Часть 7
14 февраля 2024 г. в 10:18
– У одного моего фаната большие проблемы.
Мирон сидит в номере отеля, по турецки скрестив ноги, и смотрит в экран ноутбука. Сеансы терапии по видеосвязи не самая его любимая практика, – кажется, когда ты в комнате один, то это всё начинает пахнуть шизофренией, – но если ты в туре, других вариантов не остаётся.
Обычно он просто дождался бы возвращения, но новости, бывает, появляются неожиданно. Не каждый день СМИ трубят о том, что твоего идеологического врага запирают в психушку, и уж точно не каждый день ты натыкаешься в инстаграме на его сообщения, это подтверждающие.
– Когда вы говорите о фанате, вы имеете в виду...
– Славу.
Мирон вздыхает: произносить его имя всё ещё кажется странным, хотя это не первый раз, когда оно всплывает на сессии. Нелепо: разве мало у него других отчаявшихся докричаться до звезды фанатов, превратившихся в ярых хейтеров? Есть, наверное, среди них и более смелые, честные, не прячущиеся под кучей постироничных масок, и более оригинальные, не повторяющие из года в год одну и ту же претензию, и готовые выйти на диалог, а не только гаденько хихикать на расстоянии, как школьник-интернет тролль... Всякие есть, достаточно только захотеть поискать. Но Мирону не хочется, и вот в чем проблема.
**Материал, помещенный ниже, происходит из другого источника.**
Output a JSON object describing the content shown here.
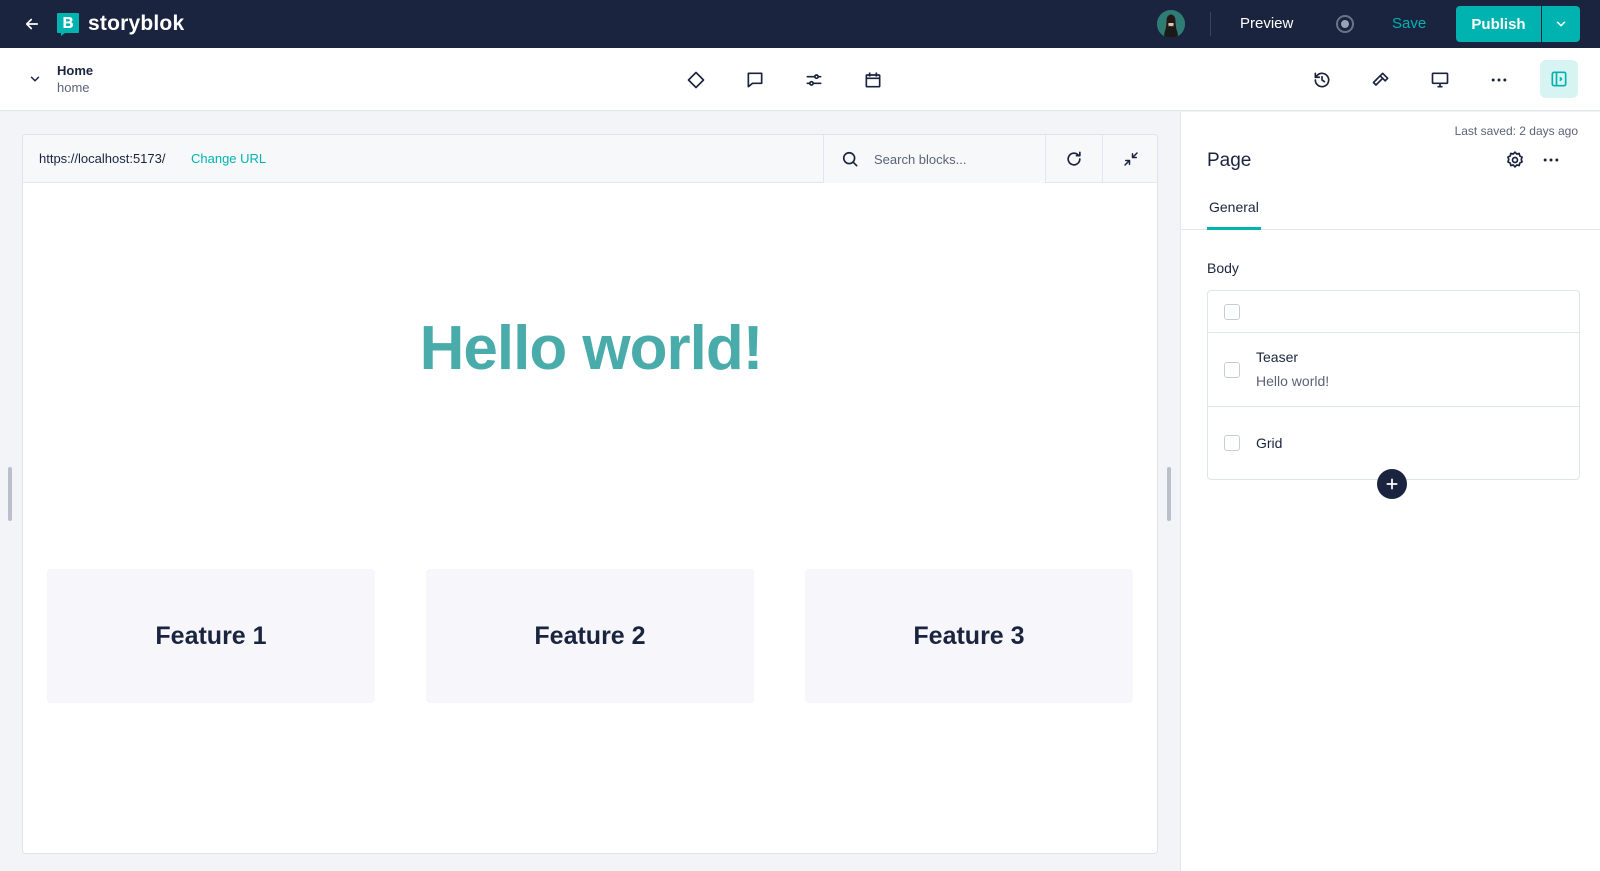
{
  "app": {
    "brand": "storyblok",
    "accent": "#00b3b0",
    "nav_bg": "#1b243f"
  },
  "topbar": {
    "preview_label": "Preview",
    "save_label": "Save",
    "publish_label": "Publish"
  },
  "story": {
    "title": "Home",
    "slug": "home"
  },
  "toolbar": {
    "icons": [
      "diamond-icon",
      "comment-icon",
      "sliders-icon",
      "calendar-icon",
      "history-icon",
      "hammer-icon",
      "monitor-icon",
      "more-icon",
      "panel-toggle-icon"
    ]
  },
  "preview": {
    "url": "https://localhost:5173/",
    "change_url_label": "Change URL",
    "search_placeholder": "Search blocks...",
    "hero_title": "Hello world!",
    "hero_color": "#4aabab",
    "features": [
      "Feature 1",
      "Feature 2",
      "Feature 3"
    ]
  },
  "panel": {
    "last_saved": "Last saved: 2 days ago",
    "title": "Page",
    "tabs": [
      "General"
    ],
    "field_label": "Body",
    "blocks": [
      {
        "name": "",
        "subtitle": ""
      },
      {
        "name": "Teaser",
        "subtitle": "Hello world!"
      },
      {
        "name": "Grid",
        "subtitle": ""
      }
    ]
  }
}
Мирону кажется: пик их противостояния, – не победа на баттле, не последовавшие за ней бесконечные подколки, не строчки в треках, не ебаная "Жертва" в трендах ютуба, будь она неладна... Всё это мелочи, глупости, можно плюнуть и кинуть везде в блок, чтоб не мозолило глаза. Пик – это то, о чём Гнойный и не узнает никогда, что не сможет записать в свой бесконечный список "причины продолжать заебывать Оксимирона". Это...
– Невыносимо. Моё имя полощут в новостях постоянно, когда говорят об этом, и если хоть один комментатор не отпустит шутку, что я должен высказаться и поддержать собрата по проблемам с головой, то это значит, что комментариев просто ещё нет.
– Я понимаю, как это должно быть неприятно. Однако, мы говорили об этом несколько сессий назад, верно? О том, как вы хотите реагировать на всё, что с ним связано, – терапевт хмурится, – Кажется, тогда мы пришли к выводу, что...
– Нужно продолжать игнорировать, да, – Мирон вздыхает и трет пальцами виски, – Это правда помогает. Чувствую себя лучше, когда знаю, что его это злит. И что это моё право, ставить границы, что я от этого не становлюсь ребенком или слабаком, который не может ответить. Но я просто...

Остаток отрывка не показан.